You can see the resulting waveform on the oscilloscope in this photo:
Of course I can't drive that horror directly from the pic, so there's a garden-variety transistor doing the switching...and a fat diode to protect the battery and the pic. The diode is a 1N4004 -- now, after I had used a signal diode earlier which blew within only half an hour. Somehow it truly didn't like the 38V...
Today I quickly learned to use gschem to produce this circuit diagram.
Building the thing was fun: first I set it up on solderless breadboard, playing around with coil and cap and transistor setups (things like whether I should put the load on the emitter side or on the collector side etc.) until I was happy. Then I plopped the components onto a bit of prototyping board, making up the positioning on the go (I haven't learned PCB well enough yet to use it efficiently). As usually I made things fitting very precisely and closely spaced. Like this.
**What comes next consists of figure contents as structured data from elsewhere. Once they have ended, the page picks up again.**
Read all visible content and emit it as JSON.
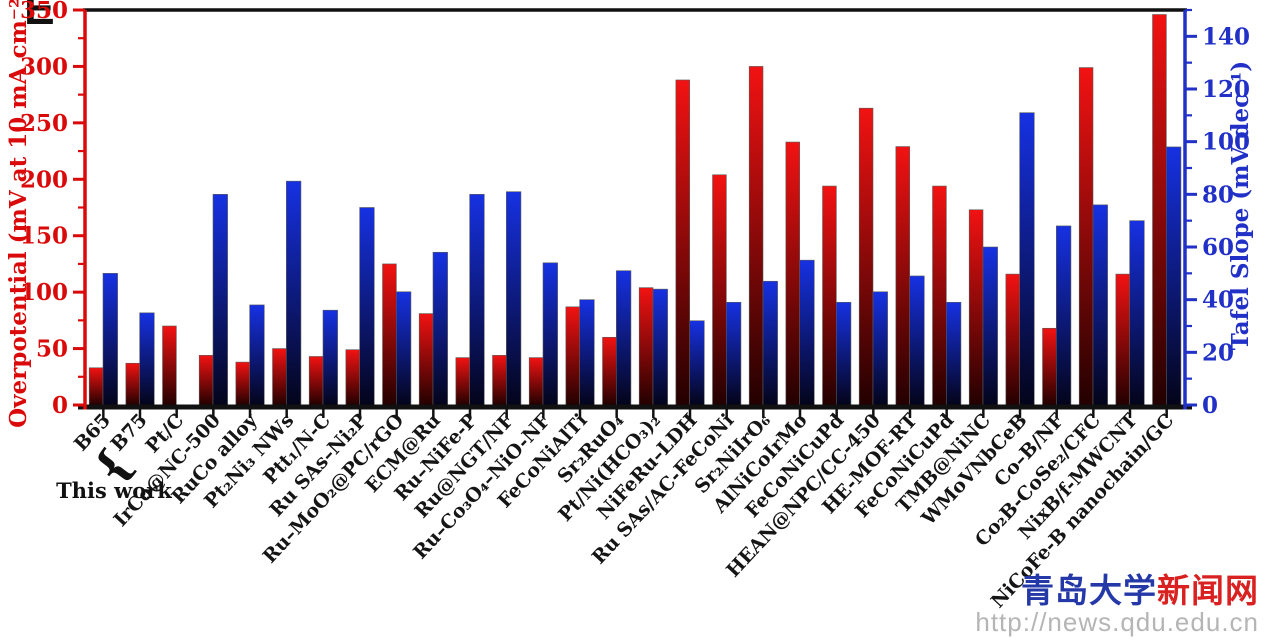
{
  "panel_label": "E",
  "watermark": {
    "site_name_blue": "青岛大学",
    "site_name_red": "新闻网",
    "url": "http://news.qdu.edu.cn"
  },
  "chart_data": {
    "type": "bar",
    "title": "",
    "annotation_this_work": "This work",
    "annotation_brace": "{",
    "legend_position": "none",
    "grid": false,
    "left_axis": {
      "label": "Overpotential (mV at 10 mA cm⁻²)",
      "min": 0,
      "max": 350,
      "major_tick": 50,
      "minor_tick": 25,
      "tick_labels": [
        0,
        50,
        100,
        150,
        200,
        250,
        300,
        350
      ],
      "color": "#da0a0a"
    },
    "right_axis": {
      "label": "Tafel Slope (mV dec⁻¹)",
      "min": 0,
      "max": 150,
      "major_tick": 20,
      "minor_tick": 10,
      "tick_labels": [
        0,
        20,
        40,
        60,
        80,
        100,
        120,
        140
      ],
      "color": "#2130c6"
    },
    "categories": [
      "B65",
      "B75",
      "Pt/C",
      "IrCo@NC-500",
      "RuCo alloy",
      "Pt₂Ni₃ NWs",
      "Ptt₁/N-C",
      "Ru SAs–Ni₂P",
      "Ru–MoO₂@PC/rGO",
      "ECM@Ru",
      "Ru–NiFe-P",
      "Ru@NGT/NF",
      "Ru–Co₃O₄–NiO-NF",
      "FeCoNiAlTi",
      "Sr₂RuO₄",
      "Pt/Ni(HCO₃)₂",
      "NiFeRu–LDH",
      "Ru SAs/AC-FeCoNi",
      "Sr₂NiIrO₆",
      "AlNiCoIrMo",
      "FeCoNiCuPd",
      "HEAN@NPC/CC-450",
      "HE-MOF-RT",
      "FeCoNiCuPd",
      "TMB@NiNC",
      "WMoVNbCeB",
      "Co–B/NF",
      "Co₂B-CoSe₂/CFC",
      "NixB/f-MWCNT",
      "NiCoFe-B nanochain/GC"
    ],
    "this_work_categories": [
      "B65",
      "B75"
    ],
    "series": [
      {
        "name": "Overpotential (mV at 10 mA cm⁻²)",
        "axis": "left",
        "color_top": "#f21212",
        "color_bottom": "#230000",
        "values": [
          33,
          37,
          70,
          44,
          38,
          50,
          43,
          49,
          125,
          81,
          42,
          44,
          42,
          87,
          60,
          104,
          288,
          204,
          300,
          233,
          194,
          263,
          229,
          194,
          173,
          116,
          68,
          299,
          116,
          346
        ]
      },
      {
        "name": "Tafel Slope (mV dec⁻¹)",
        "axis": "right",
        "color_top": "#1631e2",
        "color_bottom": "#04041a",
        "values": [
          50,
          35,
          null,
          80,
          38,
          85,
          36,
          75,
          43,
          58,
          80,
          81,
          54,
          40,
          51,
          44,
          32,
          39,
          47,
          55,
          39,
          43,
          49,
          39,
          60,
          111,
          68,
          76,
          70,
          98
        ]
      }
    ]
  }
}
Way too closely spaced. When it came to mounting the thing, I realised that having the reset button on the board itself is useless; I also realised that I needed a better connector for the battery. As to juice, for that I gutted two old mobile phone Li-Ions: ripped out the protective circuitry and soldered in connecting leads. (One should be Very Careful doing this to Li-Ions, they don't take well to abuse and can go boom if shorted.) The Li-Ions still easily hold enough charge for this purpose, as the pic needs only 100nA during sleep (and about 30mA while squealing). The corresponding phones are long dead, so I change the batteries with my trusty Swallow Advance. Works very well.
The physical installation was fun: I cut a tiny hole in the wall, beneath one of the boards of the shelf/rack thing around the main door, drilled an angled hole through the doorframe, fished for the wires a bit and that's it. The button I also made from scratch: the switch is from a gutted mouse, the rubber dome came from a gutted keyboard and the plastic ring/frame from some electrical leftovers. Add glue, a bit of foam, solder and wire, done. The enclosure box is the only thing besides the pic and the piezo that I bought new. This is how it looks:
This is how it sounds: horrible! Well, actually it sounds a tiny little bit better in reality, but I couldn't be bothered to set up a good microphone to record it.
Overall, a fun project. The next one focused more on the coding side of things and had less active components: I built a persistence-of-vision toy for Cornelia, but that's to be documented another time.